Für einen solchen Streitfall gibt es kaum Präzedenzfälle. Laut Experten wurde Abschnitt 12406 nur einmal zuvor angewendet – zur Entsendung der Nationalgarde während des Poststreiks 1970 unter Präsident Richard Nixon. Allerdings könnte sich Trump auch auf den Insurrection Act von 1792 berufen, der ihm weitreichendere Maßnahmen ermöglichen würden, wenn es denn tatsächlich zu einer Rebellion kommen würde. Hochrangige Mitarbeiter des Weißen Hauses, darunter Vizepräsident JD Vance und der leitende Berater Stephen Miller, haben die Proteste bereits als "Aufstand" bezeichnet.
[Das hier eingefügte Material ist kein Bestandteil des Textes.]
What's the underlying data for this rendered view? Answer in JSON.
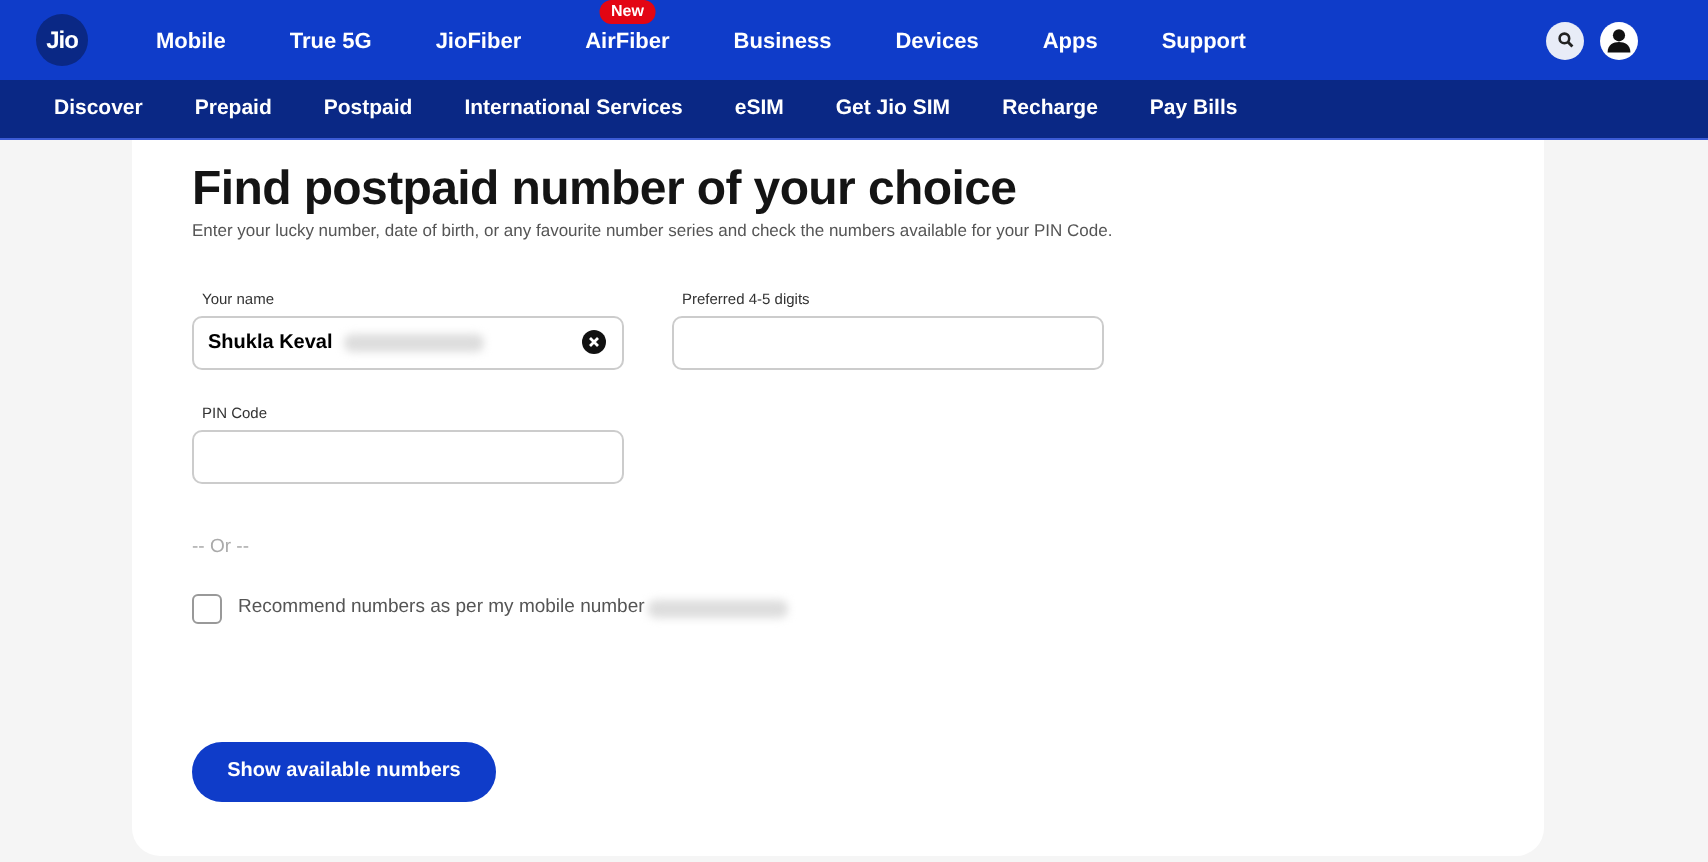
{
  "brand": {
    "logo": "Jio"
  },
  "main_nav": [
    {
      "label": "Mobile"
    },
    {
      "label": "True 5G"
    },
    {
      "label": "JioFiber"
    },
    {
      "label": "AirFiber",
      "badge": "New"
    },
    {
      "label": "Business"
    },
    {
      "label": "Devices"
    },
    {
      "label": "Apps"
    },
    {
      "label": "Support"
    }
  ],
  "sub_nav": [
    {
      "label": "Discover"
    },
    {
      "label": "Prepaid"
    },
    {
      "label": "Postpaid"
    },
    {
      "label": "International Services"
    },
    {
      "label": "eSIM"
    },
    {
      "label": "Get Jio SIM"
    },
    {
      "label": "Recharge"
    },
    {
      "label": "Pay Bills"
    }
  ],
  "form": {
    "title": "Find postpaid number of your choice",
    "subtitle": "Enter your lucky number, date of birth, or any favourite number series and check the numbers available for your PIN Code.",
    "fields": [
      {
        "label": "Your name",
        "value": "Shukla Keval",
        "clearable": true
      },
      {
        "label": "Preferred 4-5 digits"
      },
      {
        "label": "PIN Code"
      }
    ],
    "separator": "-- Or --",
    "recommend": {
      "label": "Recommend numbers as per my mobile number",
      "checked": false
    },
    "submit": "Show available numbers"
  }
}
Historisch gesehen haben Präsidenten den Insurrection Act bei größeren nationalen Krisen eingesetzt, wie der Whiskey-Rebellion 1794 und dem Aufstieg des Ku-Klux-Klans nach dem Bürgerkrieg. Die letzte Anwendung erfolgte 1992 durch Präsident George H.W. Bush auf Ersuchen des kalifornischen Gouverneurs, um Unruhen in Los Angeles nach dem Freispruch von Polizeibeamten im Fall Rodney King zu beenden. Das letzte Mal, dass ein Präsident die Nationalgarde ohne Ersuchen eines Gouverneurs entsandte, war 1965, als Präsident Lyndon Johnson Truppen zum Schutz von Bürgerrechtsdemonstranten nach Montgomery, Alabama, schickte.